PiL’s first New York stop on a U.S. tour supporting their first studio record in 20 years (‘This is PIL,’ released in May) drew a sold-out crowd filled with avid fans. Although most were white men in their 40s, there was one kid, maybe 12 years old, who wedged himself into the front row after his father had outfitted him in a new PiL T-shirt. The audience near stage, meanwhile, was also flecked with younger fans — one clad in a Marines uniform, hat and all — who sang along to every track.
Across the sea of faces, the common countenance was one of rapt wonder. Some of the 20-somethings who were not singing were staring expectantly, either waiting (in vain) to hear ‘Anarchy in the U.K.’ or simply hypnotized by Lydon’s bizarre penguin dancing and stage antics.
After a 17-year hiatus, the band — carefully selected by Lydon from his ever-changing PiL lineups — delivered each number impeccably, guitarist/multi-instrumentalist Lu Edmonds adding sizzling, power-packed lead riffs to classics like ‘Rise’ and ‘Flowers of Romance.’ One of Lydon’s many shining moments came during ‘Religion,’ as he hollered, “This is Jesus Christ!” and propelled Edmonds (who, with his aged and focused forehead and long, graying hair, is not un-Christ-like in appearance) to the front of the stage. There, Edmonds produced an electric slide lighted with a glowing spiral and attacked the neck of his guitar for all to see.
True fans were certainly not disappointed with the selection of older numbers from the expansive PiL catalog, including several from the band’s most non-commercial release, 1979’s “Metal Box.”
The set opened with 1984’s ‘This Is Not a Love Song,’ followed by ‘Deeper Water’ off the new record and a haunting version of 1979’s ‘Albatross.’ ‘Religion’ inspired the encore and was preceded by a very energetic rendition of ‘Bags’ from 1986’s ‘Album.’ Lydon once again altered his voice (an effect made possible, it would seem, by his incessant gargling of Hennessy, which he drank from a bottle, swished around and spit on the floor) as he crooned “like a rubber bag, like a rubber bag, like a rubber bag.” He leaned into the mic, grasping the stand with one hand on top with the other, a style he’s maintained since his Sex Pistols days. From ‘Bags,’ he effortlessly segued into another ‘Metal Box’ classic, the delightfully romping and somewhat discordant ‘Chant.’
After leaving the stage, the band returned to thunderous applause, and Lydon announced that he cherishes his cigarette breaks. From here, PiL launched into a lively version of the brand new, Civil War-inspired ‘Out of the Woods,’ followed by a truly heartfelt rendition of ‘Rise,’ the chorus of which, “May the road rise with you,” echoed from every mouth in the place.

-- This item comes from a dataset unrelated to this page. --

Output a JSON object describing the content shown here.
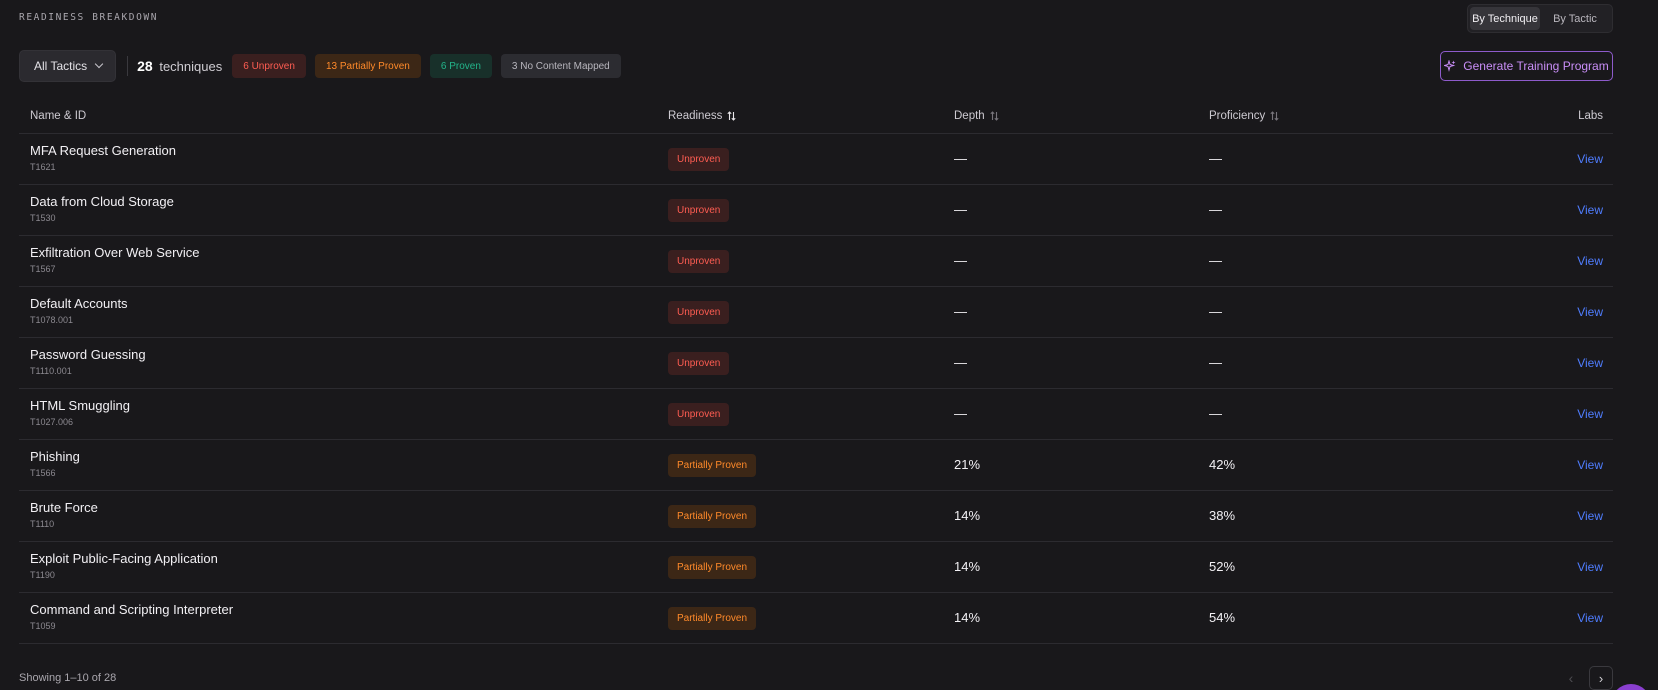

Lydon stirred up additional singalongs by asking, “What is ANG-ER?” and holding the mic stand over the audience to amplify the answer: “Anger is an energy!”
Lydon closed with a non-techno and therefore nearly unrecognizable rendition of 1989’s Leftfield collaboration ‘Open Up’ and then thanked bandmates Bruce Smith (who he earlier described as “a f—ing good drummer”), Edmonds and Firth, all of whom took a humble bow before shuffling offstage. As the crowd filed out, the murmuring went something like, “Wow. That was amazing. How old is he now?” or, “I don’t know how he can still do that. He must need to rest his vocal chords every day between gigs.”
Or, he could just gargle with cognac all night. However Johnny makes it happen, he just does. Long live PiL.